There is one factor underpinning all 17 Closing the Gap targets that is not being paid enough attention: financial literacy.
Accessing health services, especially when you live in remote or regional areas, can be expensive when you factor in the medical costs along with travel, accommodation and food.
Feeding your family, often your extended family, a healthy varied diet is not cheap in remote areas, and not even cheap in inner cities right now.
Being able to find the right care for your sick or elderly; accessing education, tertiary studies, vocational training — this all costs money.
Engaging lawyers when needed is especially costly. Imagine more Aboriginal families being able to afford quality legal representation and what difference this would make to incarceration rates for Aboriginal peoples.
So, what if your family never had the chance to build money skills? What if your wages were stolen, you were paid in rations, you never actually had control of your own money or were paid very little, were never able to “legally” purchase land or homes so you could pass them down to your children or grandchildren?
These aren’t old practices; they were only one or two generations ago. Even this generation right now had to endure flawed and undignified cashless debit cards.
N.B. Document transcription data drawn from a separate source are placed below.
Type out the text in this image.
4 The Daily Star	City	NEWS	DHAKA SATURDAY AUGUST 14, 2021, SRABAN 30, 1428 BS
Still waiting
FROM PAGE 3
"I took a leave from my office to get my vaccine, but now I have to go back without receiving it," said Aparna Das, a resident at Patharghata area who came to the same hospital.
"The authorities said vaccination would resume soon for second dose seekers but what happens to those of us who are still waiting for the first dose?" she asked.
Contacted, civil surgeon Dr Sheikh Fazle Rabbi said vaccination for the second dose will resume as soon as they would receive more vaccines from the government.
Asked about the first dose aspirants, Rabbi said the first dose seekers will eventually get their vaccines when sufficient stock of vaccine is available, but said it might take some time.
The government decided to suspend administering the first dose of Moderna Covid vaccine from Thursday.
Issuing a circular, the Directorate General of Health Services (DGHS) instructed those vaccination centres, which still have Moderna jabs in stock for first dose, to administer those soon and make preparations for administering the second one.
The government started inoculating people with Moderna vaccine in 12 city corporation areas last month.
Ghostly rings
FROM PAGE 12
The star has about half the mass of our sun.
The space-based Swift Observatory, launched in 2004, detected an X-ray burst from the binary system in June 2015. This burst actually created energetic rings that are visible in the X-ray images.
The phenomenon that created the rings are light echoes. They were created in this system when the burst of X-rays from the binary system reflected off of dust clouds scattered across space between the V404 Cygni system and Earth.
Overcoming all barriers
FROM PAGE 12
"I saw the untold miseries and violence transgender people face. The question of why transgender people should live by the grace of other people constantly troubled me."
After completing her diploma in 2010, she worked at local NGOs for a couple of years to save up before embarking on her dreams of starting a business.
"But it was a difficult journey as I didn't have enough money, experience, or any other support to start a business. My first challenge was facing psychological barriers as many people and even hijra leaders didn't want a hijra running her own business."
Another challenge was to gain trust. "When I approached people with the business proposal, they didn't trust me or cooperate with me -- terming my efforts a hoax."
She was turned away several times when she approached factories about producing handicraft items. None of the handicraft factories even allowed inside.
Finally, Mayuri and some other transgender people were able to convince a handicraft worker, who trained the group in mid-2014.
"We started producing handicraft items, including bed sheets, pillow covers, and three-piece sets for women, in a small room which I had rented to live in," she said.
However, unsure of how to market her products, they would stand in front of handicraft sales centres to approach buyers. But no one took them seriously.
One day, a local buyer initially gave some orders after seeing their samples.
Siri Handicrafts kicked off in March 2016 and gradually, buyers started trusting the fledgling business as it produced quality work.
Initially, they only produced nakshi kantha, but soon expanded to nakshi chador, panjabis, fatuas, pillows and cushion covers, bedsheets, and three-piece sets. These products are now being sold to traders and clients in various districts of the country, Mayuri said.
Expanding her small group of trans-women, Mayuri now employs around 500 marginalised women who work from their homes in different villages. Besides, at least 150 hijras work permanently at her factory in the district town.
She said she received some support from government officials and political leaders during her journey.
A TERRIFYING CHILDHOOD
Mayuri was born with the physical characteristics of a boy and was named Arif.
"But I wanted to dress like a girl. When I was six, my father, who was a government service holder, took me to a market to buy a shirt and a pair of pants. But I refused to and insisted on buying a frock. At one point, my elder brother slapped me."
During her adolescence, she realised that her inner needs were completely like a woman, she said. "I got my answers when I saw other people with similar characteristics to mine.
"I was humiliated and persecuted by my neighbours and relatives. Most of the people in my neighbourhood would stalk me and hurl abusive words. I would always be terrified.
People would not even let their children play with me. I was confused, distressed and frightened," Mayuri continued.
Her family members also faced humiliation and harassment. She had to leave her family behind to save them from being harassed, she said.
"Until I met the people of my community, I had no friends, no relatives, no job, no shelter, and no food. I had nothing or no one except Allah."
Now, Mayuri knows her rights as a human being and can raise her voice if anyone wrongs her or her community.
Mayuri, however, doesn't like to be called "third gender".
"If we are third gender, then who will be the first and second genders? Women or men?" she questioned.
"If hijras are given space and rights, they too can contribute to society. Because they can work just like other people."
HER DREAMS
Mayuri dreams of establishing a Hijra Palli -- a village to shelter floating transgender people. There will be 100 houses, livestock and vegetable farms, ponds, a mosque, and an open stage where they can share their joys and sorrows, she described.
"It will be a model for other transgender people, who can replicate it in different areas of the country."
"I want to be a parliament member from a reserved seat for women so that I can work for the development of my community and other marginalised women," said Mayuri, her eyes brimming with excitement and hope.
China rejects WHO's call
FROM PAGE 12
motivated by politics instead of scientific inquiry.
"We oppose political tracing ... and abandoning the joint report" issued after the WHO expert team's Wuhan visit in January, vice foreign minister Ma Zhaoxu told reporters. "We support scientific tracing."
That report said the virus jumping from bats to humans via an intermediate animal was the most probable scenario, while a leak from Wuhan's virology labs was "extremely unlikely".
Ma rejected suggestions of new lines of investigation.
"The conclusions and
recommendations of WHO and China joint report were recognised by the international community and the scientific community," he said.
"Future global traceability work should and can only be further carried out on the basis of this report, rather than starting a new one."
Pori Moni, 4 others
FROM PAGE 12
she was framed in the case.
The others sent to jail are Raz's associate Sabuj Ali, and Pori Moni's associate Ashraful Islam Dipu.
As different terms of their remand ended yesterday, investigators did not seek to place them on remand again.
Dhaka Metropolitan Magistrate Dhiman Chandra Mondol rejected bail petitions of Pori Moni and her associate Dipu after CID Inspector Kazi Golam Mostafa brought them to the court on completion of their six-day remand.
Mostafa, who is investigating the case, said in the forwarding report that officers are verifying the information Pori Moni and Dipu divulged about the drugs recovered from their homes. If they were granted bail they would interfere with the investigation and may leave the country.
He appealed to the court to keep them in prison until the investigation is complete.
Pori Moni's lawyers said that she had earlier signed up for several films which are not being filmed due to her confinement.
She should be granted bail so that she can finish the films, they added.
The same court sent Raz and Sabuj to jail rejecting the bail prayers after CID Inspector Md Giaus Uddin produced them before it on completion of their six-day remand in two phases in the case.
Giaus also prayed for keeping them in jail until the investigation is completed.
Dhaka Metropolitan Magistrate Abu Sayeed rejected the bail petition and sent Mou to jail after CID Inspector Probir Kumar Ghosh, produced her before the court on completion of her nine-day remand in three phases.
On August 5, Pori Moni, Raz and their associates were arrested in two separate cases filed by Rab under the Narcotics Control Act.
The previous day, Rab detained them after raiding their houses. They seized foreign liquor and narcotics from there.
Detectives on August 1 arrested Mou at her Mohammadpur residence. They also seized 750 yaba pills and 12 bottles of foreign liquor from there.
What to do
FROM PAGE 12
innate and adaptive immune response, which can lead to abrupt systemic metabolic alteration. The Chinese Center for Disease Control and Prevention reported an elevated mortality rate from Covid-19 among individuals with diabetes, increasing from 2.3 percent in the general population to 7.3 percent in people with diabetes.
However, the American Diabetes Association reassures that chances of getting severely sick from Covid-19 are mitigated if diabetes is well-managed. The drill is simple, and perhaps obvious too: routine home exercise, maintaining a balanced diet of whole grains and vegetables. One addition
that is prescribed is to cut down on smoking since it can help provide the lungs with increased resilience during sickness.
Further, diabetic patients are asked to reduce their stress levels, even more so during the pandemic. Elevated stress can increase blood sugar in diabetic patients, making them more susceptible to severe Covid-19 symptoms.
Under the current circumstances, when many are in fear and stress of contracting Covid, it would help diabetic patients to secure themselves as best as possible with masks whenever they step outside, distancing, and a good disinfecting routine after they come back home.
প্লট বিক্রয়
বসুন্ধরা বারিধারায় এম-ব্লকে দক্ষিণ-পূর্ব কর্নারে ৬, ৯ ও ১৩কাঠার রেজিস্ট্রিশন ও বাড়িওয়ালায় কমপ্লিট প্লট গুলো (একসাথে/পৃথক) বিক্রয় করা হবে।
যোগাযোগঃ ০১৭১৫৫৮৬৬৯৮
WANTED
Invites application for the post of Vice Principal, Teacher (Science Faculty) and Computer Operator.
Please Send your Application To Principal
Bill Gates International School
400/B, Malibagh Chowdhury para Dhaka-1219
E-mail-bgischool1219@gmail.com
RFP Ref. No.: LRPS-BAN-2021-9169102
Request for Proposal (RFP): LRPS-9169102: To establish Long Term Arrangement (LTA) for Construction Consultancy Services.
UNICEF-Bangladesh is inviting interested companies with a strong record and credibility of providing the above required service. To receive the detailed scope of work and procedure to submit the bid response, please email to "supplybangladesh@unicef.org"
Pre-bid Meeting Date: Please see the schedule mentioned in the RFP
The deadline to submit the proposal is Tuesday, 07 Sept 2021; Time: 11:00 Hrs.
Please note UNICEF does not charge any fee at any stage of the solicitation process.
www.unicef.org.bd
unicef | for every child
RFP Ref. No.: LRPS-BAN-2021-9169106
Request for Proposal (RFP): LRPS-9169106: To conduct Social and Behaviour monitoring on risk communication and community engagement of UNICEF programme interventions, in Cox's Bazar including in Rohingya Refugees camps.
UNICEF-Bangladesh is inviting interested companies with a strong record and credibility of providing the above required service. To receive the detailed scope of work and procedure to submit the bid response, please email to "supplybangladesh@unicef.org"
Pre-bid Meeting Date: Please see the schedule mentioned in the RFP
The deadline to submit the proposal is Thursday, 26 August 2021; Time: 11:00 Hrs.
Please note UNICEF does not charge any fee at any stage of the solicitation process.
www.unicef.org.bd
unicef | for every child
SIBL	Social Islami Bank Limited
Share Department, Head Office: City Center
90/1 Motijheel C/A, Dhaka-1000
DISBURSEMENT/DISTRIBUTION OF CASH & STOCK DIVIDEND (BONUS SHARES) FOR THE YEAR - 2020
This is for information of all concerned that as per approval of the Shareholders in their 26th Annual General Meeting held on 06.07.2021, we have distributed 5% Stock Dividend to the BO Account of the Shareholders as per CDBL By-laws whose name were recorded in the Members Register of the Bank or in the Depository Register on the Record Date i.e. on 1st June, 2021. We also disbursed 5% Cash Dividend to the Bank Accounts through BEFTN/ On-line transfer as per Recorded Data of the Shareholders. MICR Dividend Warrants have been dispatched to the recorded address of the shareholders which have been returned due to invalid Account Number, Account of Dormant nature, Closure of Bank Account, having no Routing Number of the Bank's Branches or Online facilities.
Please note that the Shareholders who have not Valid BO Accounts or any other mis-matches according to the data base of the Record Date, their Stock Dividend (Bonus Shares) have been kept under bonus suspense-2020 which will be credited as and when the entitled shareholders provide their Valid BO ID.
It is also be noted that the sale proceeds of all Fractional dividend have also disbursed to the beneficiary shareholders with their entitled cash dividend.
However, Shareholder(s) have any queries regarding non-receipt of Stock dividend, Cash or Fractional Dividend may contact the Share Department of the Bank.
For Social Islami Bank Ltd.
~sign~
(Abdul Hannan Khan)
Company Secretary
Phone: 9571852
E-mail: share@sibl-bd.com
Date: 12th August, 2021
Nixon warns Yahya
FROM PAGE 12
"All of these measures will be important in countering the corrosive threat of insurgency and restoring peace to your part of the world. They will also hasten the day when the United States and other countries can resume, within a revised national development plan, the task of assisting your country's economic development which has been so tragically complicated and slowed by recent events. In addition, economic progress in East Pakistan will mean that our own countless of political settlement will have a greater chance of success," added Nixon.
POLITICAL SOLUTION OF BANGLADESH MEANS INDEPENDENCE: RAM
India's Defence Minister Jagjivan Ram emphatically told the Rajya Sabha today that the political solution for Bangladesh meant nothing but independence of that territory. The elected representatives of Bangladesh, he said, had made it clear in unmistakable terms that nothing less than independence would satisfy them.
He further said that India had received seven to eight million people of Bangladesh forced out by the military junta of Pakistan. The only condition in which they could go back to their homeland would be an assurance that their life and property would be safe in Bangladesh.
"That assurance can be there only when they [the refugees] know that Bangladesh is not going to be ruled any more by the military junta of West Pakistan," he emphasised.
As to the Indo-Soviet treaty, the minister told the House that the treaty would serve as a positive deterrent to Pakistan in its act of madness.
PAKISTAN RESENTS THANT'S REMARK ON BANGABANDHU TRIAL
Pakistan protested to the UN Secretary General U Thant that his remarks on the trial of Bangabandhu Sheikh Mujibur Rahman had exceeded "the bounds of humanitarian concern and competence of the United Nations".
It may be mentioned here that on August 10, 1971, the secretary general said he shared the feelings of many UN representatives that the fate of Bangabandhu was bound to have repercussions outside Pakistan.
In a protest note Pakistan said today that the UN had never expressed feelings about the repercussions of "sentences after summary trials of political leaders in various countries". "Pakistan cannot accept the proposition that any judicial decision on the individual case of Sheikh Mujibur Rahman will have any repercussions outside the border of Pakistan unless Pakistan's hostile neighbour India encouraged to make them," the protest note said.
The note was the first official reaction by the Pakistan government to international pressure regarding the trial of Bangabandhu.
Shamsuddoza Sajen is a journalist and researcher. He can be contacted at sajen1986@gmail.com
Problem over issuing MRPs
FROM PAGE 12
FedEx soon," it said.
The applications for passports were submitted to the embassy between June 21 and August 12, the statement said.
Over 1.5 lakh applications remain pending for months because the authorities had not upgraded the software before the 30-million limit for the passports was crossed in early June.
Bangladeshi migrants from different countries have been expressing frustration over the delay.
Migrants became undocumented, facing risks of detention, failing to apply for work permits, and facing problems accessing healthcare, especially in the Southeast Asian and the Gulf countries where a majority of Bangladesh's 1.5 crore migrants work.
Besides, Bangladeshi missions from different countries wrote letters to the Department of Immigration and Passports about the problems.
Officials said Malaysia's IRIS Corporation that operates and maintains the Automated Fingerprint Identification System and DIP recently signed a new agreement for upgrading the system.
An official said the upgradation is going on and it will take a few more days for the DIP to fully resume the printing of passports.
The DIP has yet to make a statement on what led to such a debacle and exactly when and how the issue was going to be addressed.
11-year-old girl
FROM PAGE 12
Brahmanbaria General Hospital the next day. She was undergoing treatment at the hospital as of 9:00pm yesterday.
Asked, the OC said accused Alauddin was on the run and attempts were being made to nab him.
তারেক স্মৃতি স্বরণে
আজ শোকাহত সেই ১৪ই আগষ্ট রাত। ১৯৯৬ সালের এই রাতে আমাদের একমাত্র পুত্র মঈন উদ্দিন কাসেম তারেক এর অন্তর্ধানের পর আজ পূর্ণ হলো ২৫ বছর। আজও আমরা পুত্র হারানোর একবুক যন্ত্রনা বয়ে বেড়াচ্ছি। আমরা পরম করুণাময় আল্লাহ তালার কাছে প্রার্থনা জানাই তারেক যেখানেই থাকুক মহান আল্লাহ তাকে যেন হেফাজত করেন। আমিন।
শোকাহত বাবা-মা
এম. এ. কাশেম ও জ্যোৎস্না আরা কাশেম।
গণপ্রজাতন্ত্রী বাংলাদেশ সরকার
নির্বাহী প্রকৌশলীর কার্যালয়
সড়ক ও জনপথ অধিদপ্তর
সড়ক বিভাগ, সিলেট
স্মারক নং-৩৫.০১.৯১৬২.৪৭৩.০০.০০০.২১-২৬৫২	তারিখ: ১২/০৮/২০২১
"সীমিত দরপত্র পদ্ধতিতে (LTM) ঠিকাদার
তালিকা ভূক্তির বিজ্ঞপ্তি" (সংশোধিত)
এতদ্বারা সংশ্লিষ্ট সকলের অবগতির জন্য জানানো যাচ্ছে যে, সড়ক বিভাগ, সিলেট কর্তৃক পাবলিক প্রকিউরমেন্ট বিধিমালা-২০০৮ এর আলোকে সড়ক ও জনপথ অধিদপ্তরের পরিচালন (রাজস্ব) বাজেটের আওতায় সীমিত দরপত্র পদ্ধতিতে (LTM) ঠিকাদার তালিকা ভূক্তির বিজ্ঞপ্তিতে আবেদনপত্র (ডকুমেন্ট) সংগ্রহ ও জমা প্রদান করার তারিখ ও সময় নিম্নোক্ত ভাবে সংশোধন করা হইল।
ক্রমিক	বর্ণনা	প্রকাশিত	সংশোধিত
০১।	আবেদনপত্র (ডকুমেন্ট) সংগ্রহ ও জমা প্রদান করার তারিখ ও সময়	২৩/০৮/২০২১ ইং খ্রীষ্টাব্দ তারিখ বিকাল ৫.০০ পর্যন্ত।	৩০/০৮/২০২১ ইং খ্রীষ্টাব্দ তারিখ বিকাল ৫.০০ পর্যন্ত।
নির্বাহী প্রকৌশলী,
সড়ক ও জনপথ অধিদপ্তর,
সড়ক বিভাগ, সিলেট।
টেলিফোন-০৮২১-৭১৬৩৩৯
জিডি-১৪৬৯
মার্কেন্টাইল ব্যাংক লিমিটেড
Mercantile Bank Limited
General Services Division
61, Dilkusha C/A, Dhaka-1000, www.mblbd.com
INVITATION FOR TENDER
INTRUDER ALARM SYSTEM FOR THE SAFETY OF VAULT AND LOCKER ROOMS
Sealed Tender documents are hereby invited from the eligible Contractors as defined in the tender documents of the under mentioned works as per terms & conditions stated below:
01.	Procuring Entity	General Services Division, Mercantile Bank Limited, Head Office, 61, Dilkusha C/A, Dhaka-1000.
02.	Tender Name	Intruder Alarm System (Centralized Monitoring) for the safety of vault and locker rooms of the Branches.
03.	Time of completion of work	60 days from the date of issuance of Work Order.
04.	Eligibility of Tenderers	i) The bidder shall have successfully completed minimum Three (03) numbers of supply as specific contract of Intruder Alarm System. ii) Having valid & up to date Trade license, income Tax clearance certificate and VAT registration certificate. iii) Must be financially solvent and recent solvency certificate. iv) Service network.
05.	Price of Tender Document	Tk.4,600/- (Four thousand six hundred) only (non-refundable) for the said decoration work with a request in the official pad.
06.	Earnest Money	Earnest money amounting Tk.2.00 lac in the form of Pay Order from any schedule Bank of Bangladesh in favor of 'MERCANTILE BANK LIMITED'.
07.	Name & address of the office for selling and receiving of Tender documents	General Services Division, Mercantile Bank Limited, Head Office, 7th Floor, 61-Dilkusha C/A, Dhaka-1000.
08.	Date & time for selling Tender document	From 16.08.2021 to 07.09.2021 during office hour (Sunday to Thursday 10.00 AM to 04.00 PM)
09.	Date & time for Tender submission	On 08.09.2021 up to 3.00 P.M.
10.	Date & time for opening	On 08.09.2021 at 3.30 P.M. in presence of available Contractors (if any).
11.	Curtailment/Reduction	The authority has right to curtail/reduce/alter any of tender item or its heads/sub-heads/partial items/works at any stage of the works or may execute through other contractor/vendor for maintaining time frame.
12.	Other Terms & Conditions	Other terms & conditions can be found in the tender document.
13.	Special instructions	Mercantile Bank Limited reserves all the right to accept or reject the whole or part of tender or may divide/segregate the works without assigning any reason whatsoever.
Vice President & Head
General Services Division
How would you build meaningful financial prosperity — intergenerational financial prosperity?
Financial vulnerability
It’s important to understand how we got to this level of financial disparity before we even talk about the numbers. It’s not that First Nations people don’t take responsibility when it comes to their finances or that we don’t care. It’s because we never had the opportunity.
Our First Nations Foundation Money Stories research, conducted with Centre of Social Impact and NAB, found 48% of First Nations people experienced high or severe levels of financial vulnerability. For non-Indigenous Australians, it was 11%.
Further, less than 40% of First Nations people had access to $2,000 in savings in case of an emergency. For non-Indigenous Australians, it was 70%.
These might sound dire, but there’s hope. As a result of Closing Gap initiatives, we are seeing more Aboriginal people being employed and occupying significant roles within the workforce. We are at a pivotal moment where, for the first time, we might have money left over after each pay.
The issue is many First Nations people don’t have the foundational financial literacy to know what to do with it, and we don’t yet have the knowledge embedded back into community after dispossession to simply ask friends or family.
Businesses have a role to play
This is where corporate Australia can do better, much better.
First, by understanding why there have been generational barriers to financial literacy as we’ve talked about here.
Second, by understanding how they can better support their First Nations employees and their families.
Third, by understanding how they can use their business or service to make scalable impact in community, whether it’s through funding money skills training or superannuation workshops, mentorship programs or specialised professional development programs, even auditing how their business operates to find out how there might be barriers for First Nations mob and making changes to be more inclusive.
Addressing financial education and financial wellbeing is really the missing puzzle piece to amplify and accelerate all Closing the Gap targets. Recent reports have shown we are significantly behind in many areas, so it’s time to do more.
This is up to all of us.
Phil Usher is the CEO of the First Nations Foundation. Phil is a Wiradjuri man, but as he grew up in Tamworth he identifies more with the Gameroi people.